The continuing legacy of Canada's First Peoples comes alive in this multi-layered gallery that discusses the complex relationship between past traditions and present life, the work of collectors who sought to document the unique experiences of Indigenous cultures, the development of museums where First Peoples’ material culture could be preserved, and through contemporary art, provide a sense of what it means to be a person of Indigenous ancestry in the contemporary world. European contact brought much change to Indigenous culture, but with this contact came new materials, new markets, and new opportunities for Indigenous cultural expression.

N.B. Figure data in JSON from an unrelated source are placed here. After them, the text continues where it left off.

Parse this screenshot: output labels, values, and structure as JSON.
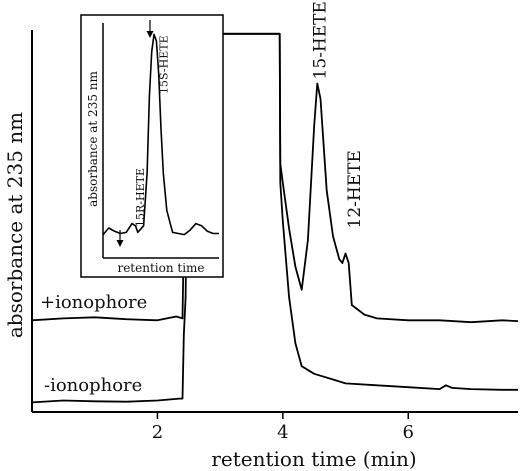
{
  "chart_data": [
    {
      "type": "line",
      "xlabel": "retention time (min)",
      "ylabel": "absorbance at 235 nm",
      "xlim": [
        0,
        7.75
      ],
      "ylim": [
        0,
        1
      ],
      "x_ticks": [
        "2",
        "4",
        "6"
      ],
      "x_tick_values": [
        2,
        4,
        6
      ],
      "grid": false,
      "annotations": [
        {
          "text": "15-HETE",
          "x": 4.55,
          "y": 0.86
        },
        {
          "text": "12-HETE",
          "x": 5.1,
          "y": 0.47
        }
      ],
      "series": [
        {
          "name": "+ionophore",
          "x": [
            0,
            0.5,
            1.0,
            1.5,
            2.0,
            2.3,
            2.4,
            2.42,
            2.45,
            2.5,
            3.95,
            3.96,
            4.0,
            4.1,
            4.2,
            4.3,
            4.4,
            4.5,
            4.55,
            4.6,
            4.7,
            4.8,
            4.9,
            4.95,
            5.0,
            5.05,
            5.1,
            5.3,
            5.5,
            6.0,
            6.5,
            7.0,
            7.5,
            7.75
          ],
          "y": [
            0.24,
            0.245,
            0.248,
            0.243,
            0.24,
            0.25,
            0.245,
            0.45,
            0.6,
            0.99,
            0.99,
            0.65,
            0.6,
            0.48,
            0.38,
            0.32,
            0.45,
            0.75,
            0.86,
            0.82,
            0.58,
            0.46,
            0.4,
            0.39,
            0.415,
            0.39,
            0.28,
            0.255,
            0.245,
            0.24,
            0.24,
            0.235,
            0.24,
            0.238
          ]
        },
        {
          "name": "-ionophore",
          "x": [
            0,
            0.5,
            1.0,
            1.5,
            2.0,
            2.35,
            2.4,
            2.42,
            2.45,
            2.5,
            3.95,
            3.96,
            4.0,
            4.1,
            4.2,
            4.3,
            4.5,
            4.8,
            5.0,
            5.5,
            6.0,
            6.5,
            6.6,
            6.7,
            7.0,
            7.5,
            7.75
          ],
          "y": [
            0.025,
            0.03,
            0.028,
            0.027,
            0.03,
            0.035,
            0.035,
            0.2,
            0.3,
            0.99,
            0.99,
            0.6,
            0.5,
            0.3,
            0.18,
            0.12,
            0.1,
            0.085,
            0.075,
            0.07,
            0.065,
            0.06,
            0.07,
            0.063,
            0.06,
            0.058,
            0.058
          ]
        }
      ]
    },
    {
      "type": "line",
      "xlabel": "retention time",
      "ylabel": "absorbance at 235 nm",
      "xlim": [
        0,
        1
      ],
      "ylim": [
        0,
        1
      ],
      "grid": false,
      "annotations": [
        {
          "text": "15R-HETE",
          "x": 0.25,
          "y": 0.2
        },
        {
          "text": "15S-HETE",
          "x": 0.47,
          "y": 0.93
        }
      ],
      "series": [
        {
          "x": [
            0,
            0.05,
            0.1,
            0.15,
            0.2,
            0.25,
            0.28,
            0.3,
            0.35,
            0.38,
            0.4,
            0.42,
            0.44,
            0.46,
            0.48,
            0.5,
            0.52,
            0.55,
            0.6,
            0.65,
            0.7,
            0.75,
            0.8,
            0.85,
            0.9,
            0.95,
            1.0
          ],
          "y": [
            0.07,
            0.1,
            0.085,
            0.075,
            0.08,
            0.12,
            0.11,
            0.08,
            0.11,
            0.35,
            0.7,
            0.9,
            0.98,
            0.95,
            0.8,
            0.55,
            0.35,
            0.18,
            0.08,
            0.075,
            0.07,
            0.09,
            0.12,
            0.11,
            0.085,
            0.075,
            0.075
          ]
        }
      ]
    }
  ]
}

Explore a rich cultural legacy embodied in objects devoted to travel, subsistence, family life, the spiritual world, and artistic expressions. Space devoted to rotating exhibitions brings First Peoples' contemporary works into focus and multimedia spaces allow visitors to hear and savour their rich oral culture. Included is a  circular theatre devoted to the screening of films and live performances by Canada’s First Peoples. With more than 1,000 objects, up to 80 percent of which are rotated for preservation purposes, this vital gallery will continually feature new displays on different Native peoples.

About the Gallery


More than 1,000 objects provide a cultural context for Canada's First Peoples and examine the economic and social forces that have influenced Native culture and art.


Canada, west to the Pacific Ocean, north to the Arctic, east to the Atlantic, with some artifacts from cultures in Alaska and south of the Canada-United States border.


From Pre-European times to the present day.